El castillo de Aldebryn estaba en calma por primera vez en semanas. Lord Reynald y Lady Vivienne habían sido condenados por traición, y su amenaza ya no pesaba sobre Isabella y Gabriel.
La boda, que había sido vista como una unión impuesta, ahora tenía un significado diferente. Habían luchado juntos, habían protegido el reino… y en el proceso, algo había cambiado entre ellos.

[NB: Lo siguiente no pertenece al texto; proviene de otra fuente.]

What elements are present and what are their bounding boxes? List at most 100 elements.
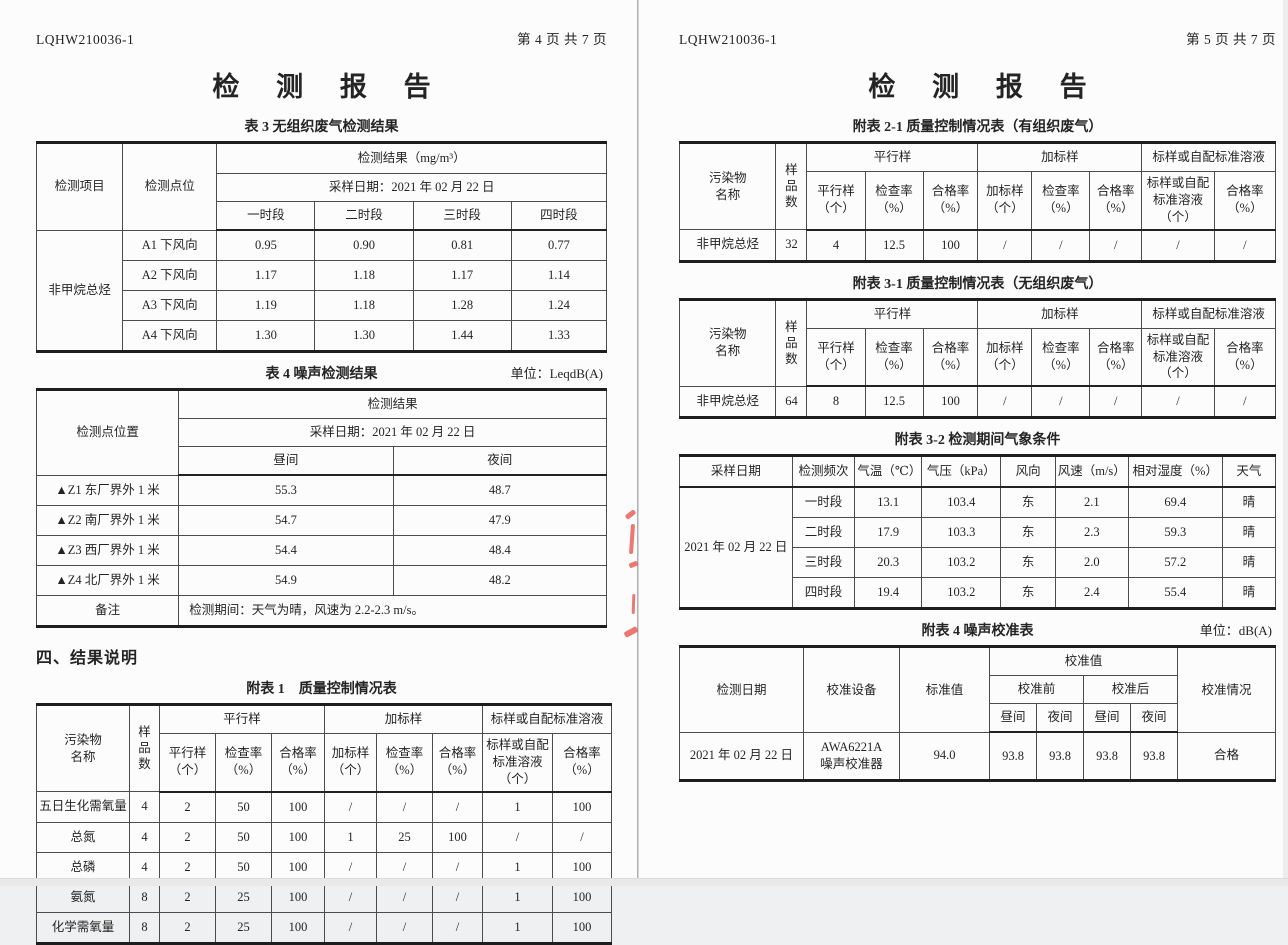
header-cell: 风向 <box>1000 455 1056 489</box>
cell: 55.3 <box>178 474 394 506</box>
header-cell-sub: 合格率（%） <box>432 732 483 793</box>
page-indicator: 第 5 页 共 7 页 <box>1186 32 1277 47</box>
cell: 东 <box>1000 577 1056 610</box>
cell: 0.90 <box>314 229 414 261</box>
table3-caption: 表 3 无组织废气检测结果 <box>244 120 399 135</box>
table-row: 总氮 4 2 50 100 1 25 100 / / <box>36 821 613 853</box>
cell: 100 <box>271 911 325 944</box>
header-cell-after: 校准后 <box>1082 675 1179 705</box>
header-cell-result: 检测结果 <box>178 389 607 419</box>
cell: 103.3 <box>921 517 1002 549</box>
appendix2-1-caption-row: 附表 2-1 质量控制情况表（有组织废气） <box>679 116 1276 136</box>
cell: 100 <box>551 791 613 823</box>
cell: / <box>432 881 483 913</box>
cell: / <box>376 911 433 944</box>
table-row: 氨氮 8 2 25 100 / / / 1 100 <box>36 881 613 913</box>
table4-unit-label: 单位：LeqdB(A) <box>510 366 603 381</box>
cell: 8 <box>806 385 866 419</box>
cell: ▲Z4 北厂界外 1 米 <box>35 565 180 596</box>
cell: / <box>376 881 433 913</box>
header-cell-sub: 合格率（%） <box>551 732 613 793</box>
header-cell-period: 四时段 <box>510 201 608 231</box>
cell: 17.9 <box>854 517 923 549</box>
header-cell-pollutant: 污染物 名称 <box>36 703 130 793</box>
header-cell: 气温（℃） <box>854 455 923 489</box>
weather-table-appendix3-2: 采样日期 检测频次 气温（℃） 气压（kPa） 风向 风速（m/s） 相对湿度（… <box>679 454 1277 611</box>
cell: 19.4 <box>854 577 923 610</box>
cell: / <box>324 911 377 944</box>
cell: 25 <box>215 881 272 913</box>
cell: / <box>1031 385 1091 419</box>
cell: 103.4 <box>921 486 1002 519</box>
cell: 合格 <box>1177 731 1277 781</box>
header-cell: 气压（kPa） <box>921 455 1002 489</box>
header-cell-sub: 合格率（%） <box>1089 327 1143 388</box>
header-cell-sub: 标样或自配标准溶液（个） <box>482 732 553 793</box>
report-page-5: LQHW210036-1 第 5 页 共 7 页 检 测 报 告 附表 2-1 … <box>639 0 1288 886</box>
appendix4-caption-row: 附表 4 噪声校准表 单位：dB(A) <box>679 620 1276 640</box>
appendix4-caption: 附表 4 噪声校准表 <box>921 624 1034 640</box>
table3-caption-row: 表 3 无组织废气检测结果 <box>36 116 607 136</box>
cell: 94.0 <box>899 731 990 781</box>
cell: 总氮 <box>36 821 130 853</box>
table3-fugitive-gas-results: 检测项目 检测点位 检测结果（mg/m³） 采样日期：2021 年 02 月 2… <box>35 141 608 353</box>
header-cell-standard-group: 标样或自配标准溶液 <box>1141 298 1277 329</box>
table-row: 昼间 夜间 <box>37 446 608 476</box>
header-cell-sub: 合格率（%） <box>1213 327 1277 388</box>
cell: 2 <box>159 821 216 853</box>
cell: 100 <box>271 791 325 823</box>
table-row: 平行样（个） 检查率（%） 合格率（%） 加标样（个） 检查率（%） 合格率（%… <box>680 170 1277 231</box>
cell: 二时段 <box>791 517 856 549</box>
header-cell-sub: 加标样（个） <box>977 327 1033 388</box>
cell: 100 <box>432 821 483 853</box>
cell: 57.2 <box>1127 547 1223 579</box>
cell: 4 <box>129 851 160 883</box>
cell: ▲Z3 西厂界外 1 米 <box>35 535 180 566</box>
table-row: 化学需氧量 8 2 25 100 / / / 1 100 <box>36 911 613 944</box>
header-cell-sub: 标样或自配标准溶液（个） <box>1141 170 1215 231</box>
cell: / <box>551 821 613 853</box>
cell: ▲Z2 南厂界外 1 米 <box>35 505 180 536</box>
table-row: 二时段 17.9 103.3 东 2.3 59.3 晴 <box>680 517 1277 549</box>
header-cell-day: 昼间 <box>1083 703 1131 734</box>
cell: 1.33 <box>510 320 608 352</box>
cell: 五日生化需氧量 <box>36 791 130 823</box>
cell: 1 <box>324 821 377 853</box>
cell: 4 <box>129 791 160 823</box>
cell: 2.0 <box>1054 547 1129 579</box>
table-row: 非甲烷总烃 32 4 12.5 100 / / / / / <box>678 229 1277 262</box>
header-cell: 相对湿度（%） <box>1127 455 1223 489</box>
header-cell-sub: 合格率（%） <box>271 732 325 793</box>
header-cell-standard: 标准值 <box>899 646 990 733</box>
cell: 64 <box>775 385 808 419</box>
report-page-4: LQHW210036-1 第 4 页 共 7 页 检 测 报 告 表 3 无组织… <box>0 0 637 945</box>
cell: 47.9 <box>392 505 608 536</box>
cell: / <box>1213 385 1277 419</box>
cell: 1 <box>482 911 553 944</box>
cell: 54.7 <box>178 505 394 536</box>
cell: 非甲烷总烃 <box>678 229 777 262</box>
cell: 东 <box>1000 517 1056 549</box>
cell: / <box>1213 229 1277 262</box>
cell: / <box>1089 385 1143 419</box>
page-gutter <box>637 0 639 886</box>
cell: / <box>977 229 1033 262</box>
table-row: 三时段 20.3 103.2 东 2.0 57.2 晴 <box>680 547 1277 579</box>
cell: 1.30 <box>314 320 414 352</box>
cell: 1 <box>482 791 553 823</box>
report-title: 检 测 报 告 <box>868 72 1102 102</box>
scan-bottom-edge <box>0 878 1288 886</box>
table-row: 非甲烷总烃 64 8 12.5 100 / / / / / <box>678 385 1277 419</box>
header-cell-result: 检测结果（mg/m³） <box>216 142 607 174</box>
cell: 2.1 <box>1054 486 1129 519</box>
table-row: 一时段 二时段 三时段 四时段 <box>37 201 608 231</box>
cell: 非甲烷总烃 <box>678 385 777 419</box>
cell: 54.4 <box>178 535 394 566</box>
table-row: 五日生化需氧量 4 2 50 100 / / / 1 100 <box>36 791 613 823</box>
table-row: 平行样（个） 检查率（%） 合格率（%） 加标样（个） 检查率（%） 合格率（%… <box>680 327 1277 388</box>
cell: 100 <box>922 385 979 419</box>
table-row: A3 下风向 1.19 1.18 1.28 1.24 <box>37 290 608 321</box>
cell: ▲Z1 东厂界外 1 米 <box>35 474 180 506</box>
cell: 晴 <box>1221 517 1277 549</box>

La ceremonia fue grandiosa. Isabella, vestida con un elegante traje de seda marfil, avanzó por el gran salón con la frente en alto. Ya no era solo la princesa que obedecía un mandato. Ahora era una mujer que elegía su destino.
Gabriel, con su porte imponente y su uniforme de gala, la esperó al final del pasillo. Cuando sus miradas se cruzaron, Isabella sintió que no había miedo en su corazón.
El rey Edric ofició la unión con solemnidad.
—Os declaro marido y mujer.
El beso fue breve pero firme. Un pacto sellado no solo ante la corte, sino ante ellos mismos.
Meses después…
El sol dorado iluminaba los jardines del castillo. Isabella caminaba lentamente por los senderos de flores, su mano descansando sobre su vientre. Un nuevo latido crecía dentro de ella.
Gabriel la encontró allí y, al ver su expresión, comprendió lo que significaba.
—¿Estáis segura? —preguntó en un murmullo.
Isabella asintió, con una sonrisa serena.
—Vamos a tener un hijo.
Gabriel, el guerrero que había enfrentado incontables batallas, pareció perder el aliento por primera vez. Se acercó a ella, apoyando su mano sobre la suya.
—Un heredero para Aldebryn… —susurró, pero luego la miró con ternura—. Y lo más importante, nuestro hijo.
Ella sonrió, sintiendo la certeza de que, aunque su historia había comenzado con imposiciones y secretos, ahora era completamente suya.
Habían vencido la traición.
Habían encontrado el amor.
Y ahora, un nuevo capítulo comenzaba.